The stove crackled. Someone cleared their throat. One of the workers said quietly:

"Wow..."

Vyacheslav bowed his head.

At first, the play seemed strange to Sergei. He expected something else - directness, fire, a blow to the chest, but what he got was visions, images, a poetic storm. Not a scream, but a song. And yet... And yet, the longer he peered into what he heard, the more he felt: this was it. The real thing. Fire - not from the outside, but from the inside. Like Darya's words, her ringing voice, turned into a weapon, penetrated the very heart.

"Too symbolic," he thought at first. "Far from politics, from simple slogans..."

But then, deep in my soul, something else responded: "Or maybe that's how it should be? After all, what is born from the heart does not need to be shouted - it sounds quieter, but more precise."

He sat, leaning his elbows on his knees, and looked at Darya, who was now standing with her arms hanging down, her cheeks flushed with excitement, and thought: "I am not here by chance. I am among my own. I am with them."

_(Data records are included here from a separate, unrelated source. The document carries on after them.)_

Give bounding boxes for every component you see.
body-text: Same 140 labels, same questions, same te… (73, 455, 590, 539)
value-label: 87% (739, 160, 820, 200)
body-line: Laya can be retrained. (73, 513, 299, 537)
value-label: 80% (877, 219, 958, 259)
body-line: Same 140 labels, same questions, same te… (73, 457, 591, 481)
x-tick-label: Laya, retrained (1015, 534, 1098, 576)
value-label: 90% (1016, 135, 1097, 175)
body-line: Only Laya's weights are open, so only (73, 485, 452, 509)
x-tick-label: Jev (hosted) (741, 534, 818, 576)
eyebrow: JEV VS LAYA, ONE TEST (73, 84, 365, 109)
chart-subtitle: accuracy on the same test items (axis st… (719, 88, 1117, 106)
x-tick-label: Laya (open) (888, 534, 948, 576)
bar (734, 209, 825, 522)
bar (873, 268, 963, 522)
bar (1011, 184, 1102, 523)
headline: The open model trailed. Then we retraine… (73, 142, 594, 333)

With each passing minute, his pride grew stronger - quiet, joyful. Pride that he was accepted. That he understood. That he heard. That here it was - the truth, to which the best generations had been moving. He felt as if he had become part of something big, ancient and new at the same time, as if the views of the Decembrists, the Narodniks, all the persecuted - through time, through the darkness - had fallen on his shoulders.

"They did not know each other - and yet they strove for one thing... Like streams - for a river, like drops - for the sea."

And at that moment he understood. Completely, clearly, deeply: there was no need for a direct cry. Darya read in such a way that her voice already contained everything - rebellion, pain, and a hymn. The jug breaking in the girl's hands and the light bursting out were the same that burns in people. And the sea into which the drops will merge - that is the people. The awakening people.

"That's how it should be," he thought. "Through words. Through music. Through images."

And, surprised, with a slight smile, as if he was saying something for the first time, he whispered to himself:

"Khlebnikov will become great. It cannot be otherwise."

Darya, as if sensing his whisper, looked at him. Not directly, not point-blank - out of the corner of her eye, from under her brows. As if she too knew - what he said found a response.

And Sergei thought: "If a great battle comes, I will go not with a gun, but with this play in my heart. The word is a weapon. Even stronger than a bullet."

The stove crackled. Someone was pouring tea. Vyacheslav, still with his head bowed, was whispering something to his neighbor. And Sergei sat silently, happy that his heart had spoken to the voice of time.